Ultra Running Above The Arctic Circle
“I don’t really class myself as a runner,” explains Holly Saunders, despite completing two of the most arduous ultra marathons on the planet. After leaving the Royal Artillery six years ago, Holly was searching for a challenge that would push her both mentally and physically in the same way the military did – she found it in long distance running.
Over the past three years Holly has gone from non-runner, to completing the six-day Marathon Des Sables across the Sahara dessert and the Arctic Circle’s Ice Run, experiencing brutal tests of endurance in some of the most fierce, but contrasting temperatures.
“What drew me to the Ice Run, was that it’s in a very untouched part of the world. With only 50 runners, it’s a much smaller event which takes you through landscapes that haven’t changed for hundreds of years,” continues Saunders.
Taking place in Sweden’s Lapland, the Ice Run is a 230km endurance race that takes place over five consecutive days. Situated above the Arctic Circle, this vast wilderness can see daytime temperatures dip as low as -40ºC.

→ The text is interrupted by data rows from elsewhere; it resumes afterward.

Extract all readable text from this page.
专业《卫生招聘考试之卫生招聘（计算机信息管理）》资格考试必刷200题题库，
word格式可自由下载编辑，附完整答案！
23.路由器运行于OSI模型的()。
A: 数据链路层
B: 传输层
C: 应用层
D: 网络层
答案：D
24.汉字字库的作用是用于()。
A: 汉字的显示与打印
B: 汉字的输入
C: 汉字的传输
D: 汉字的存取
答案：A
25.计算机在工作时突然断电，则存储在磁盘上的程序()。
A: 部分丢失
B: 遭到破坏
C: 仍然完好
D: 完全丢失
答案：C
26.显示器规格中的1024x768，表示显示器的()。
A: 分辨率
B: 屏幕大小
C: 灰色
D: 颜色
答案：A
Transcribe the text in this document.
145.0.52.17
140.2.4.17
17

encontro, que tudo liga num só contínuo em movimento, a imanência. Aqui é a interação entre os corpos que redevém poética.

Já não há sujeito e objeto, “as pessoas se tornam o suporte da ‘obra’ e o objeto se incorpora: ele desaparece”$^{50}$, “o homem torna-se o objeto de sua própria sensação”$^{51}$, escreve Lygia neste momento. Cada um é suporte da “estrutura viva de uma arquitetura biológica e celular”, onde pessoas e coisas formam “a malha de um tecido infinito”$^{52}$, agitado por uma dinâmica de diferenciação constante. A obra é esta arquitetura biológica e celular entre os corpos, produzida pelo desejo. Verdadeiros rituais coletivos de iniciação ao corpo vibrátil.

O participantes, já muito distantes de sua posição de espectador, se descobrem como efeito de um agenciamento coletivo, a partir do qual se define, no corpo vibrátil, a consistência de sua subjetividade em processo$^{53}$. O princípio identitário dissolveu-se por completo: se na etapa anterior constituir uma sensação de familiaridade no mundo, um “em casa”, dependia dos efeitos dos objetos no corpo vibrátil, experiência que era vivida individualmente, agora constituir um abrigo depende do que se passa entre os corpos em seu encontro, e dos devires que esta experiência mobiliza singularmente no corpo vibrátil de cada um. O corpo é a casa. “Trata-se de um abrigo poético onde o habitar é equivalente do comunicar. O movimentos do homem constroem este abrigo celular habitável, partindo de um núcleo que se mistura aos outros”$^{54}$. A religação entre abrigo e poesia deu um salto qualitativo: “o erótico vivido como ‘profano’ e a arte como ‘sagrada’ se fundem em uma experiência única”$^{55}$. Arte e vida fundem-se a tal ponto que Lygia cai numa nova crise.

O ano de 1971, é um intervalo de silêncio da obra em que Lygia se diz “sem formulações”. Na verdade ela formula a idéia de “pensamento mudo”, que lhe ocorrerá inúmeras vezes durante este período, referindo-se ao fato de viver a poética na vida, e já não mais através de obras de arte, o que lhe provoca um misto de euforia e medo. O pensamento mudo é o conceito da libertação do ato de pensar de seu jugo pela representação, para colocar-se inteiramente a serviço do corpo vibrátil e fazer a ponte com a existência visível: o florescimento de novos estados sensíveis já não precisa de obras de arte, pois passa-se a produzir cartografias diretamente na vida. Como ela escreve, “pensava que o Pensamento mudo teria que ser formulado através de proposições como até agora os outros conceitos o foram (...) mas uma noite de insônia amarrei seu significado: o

In these harsh conditions, athletes have to carry more substantial kit to maintain warmth as well as emergency survival kit. “Every day I’d loose feeling in my right hand, even with thin thermal gloves and thick, heavy duty mittens on top.”
“Layering was something I had to take incredibly seriously. Running in these conditions you have to remember that you don’t want your sweat to leave clothes or your skin wet, as this can freeze incredibly quickly. To put it into perspective, our water bottles were filled with boiling water at 10km checkpoints. You had to start drinking them five or ten minutes later, otherwise they would be frozen solid within the hour.”
Runners set out each day at 9am, when the light is still very low. Visibility then begins to drop by around 3pm. “With so much snow, you were able to still see pretty good in the dark for a couple hours, but then it turns pitch black and you have to get the head torch out.”
We hooked Holly up with the FLŌA Backcountry Base Layer set for this Arctic ultra. “I just wore a thermal shell jacket on top of the base layer,” explains Holly.” Sometimes I didn’t even use the shell though and had just the base layer and a thin waterproof jacket.”
There’s no question that the Ice Run is the ultimate way to see how far your mind and body can go. Holly tells of the hardest part of her 230km journey,
“By day three I found myself in the top ten. I kind of put an additional layer of pressure on myself from this though and from the half way point started pushing myself more than I probably should. Although I was the first woman to finish, on the last day I found I’d just used up all my reserves and couldn’t push any harder, which made the last day so hard.”
Less than a year after completing the Ice Run, Holly already has her sights set on The Highland Ultra later this year. We can’t imagine a finer way of testing yourself against the elements, and plunging yourself into the wilds.